Ducati bases the spec on a stock bike at factory ride height.  Since bike weight is the same and rider weights vary as long as the bike is reasonably stock unloaded works fine. 

Old-Duckman

Quote from: hypurone on May 08, 2008, 07:39:51 AM
Yup, and mine keeps setting its own tension anyway, no matter how much I fiddle with keeping it "right". Everything is tightened properly but it doesn't matter, I always get end up with a slightly loose chain. Too much power and application of that power is my theory!   :e:v  Damn bike has a mind of its own!!

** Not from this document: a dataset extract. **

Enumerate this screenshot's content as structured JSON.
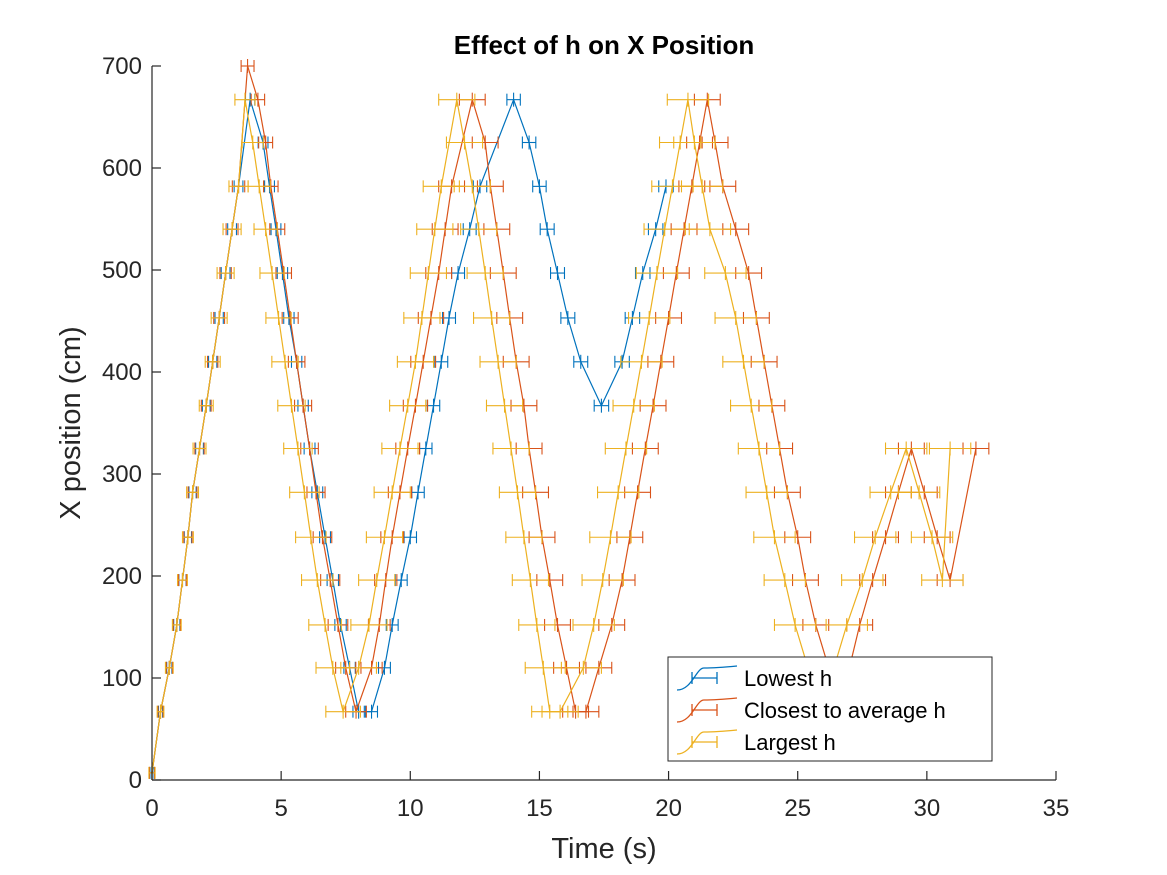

Sounds like you need a new chain. When a chian is shot it will not keep an adjustment.

mitt

I have about 10mm of difference depending if I am in the loose part or tight part of the chain.

I always thought it was the OEM sprockets.

I replaced chain and sprockets last fall, and guess what - same difference.

It seems to be consistent with rear wheel rotation, so maybe it is the carrier?  Maybe it is the cush drive hole locations?

I could use a height gauge and figure it out, but it doesn't seem to bother anything.

mitt

Armor

My chain tension seems very consistent, with no tight spots.
04 M1000s, Arrows, Light Flywheel, Ohlins suspension

hypurone

Quote from: Old-Duckman on May 11, 2008, 03:38:27 AM
Sounds like you need a new chain. When a chian is shot it will not keep an adjustment.

Doubt it with 6K on it, always lubed and "attempted" to keep adjusted. No kinks, rust or other wierdness. It just runs looser than I like, so now I don't worry about it and it hasn't gotten beyond this "zone" it likes to live in.  <shrug>
'07 S4RS "Testatretta" (In the FASTER color)
I'm not totally useless, I can be used as a bad example!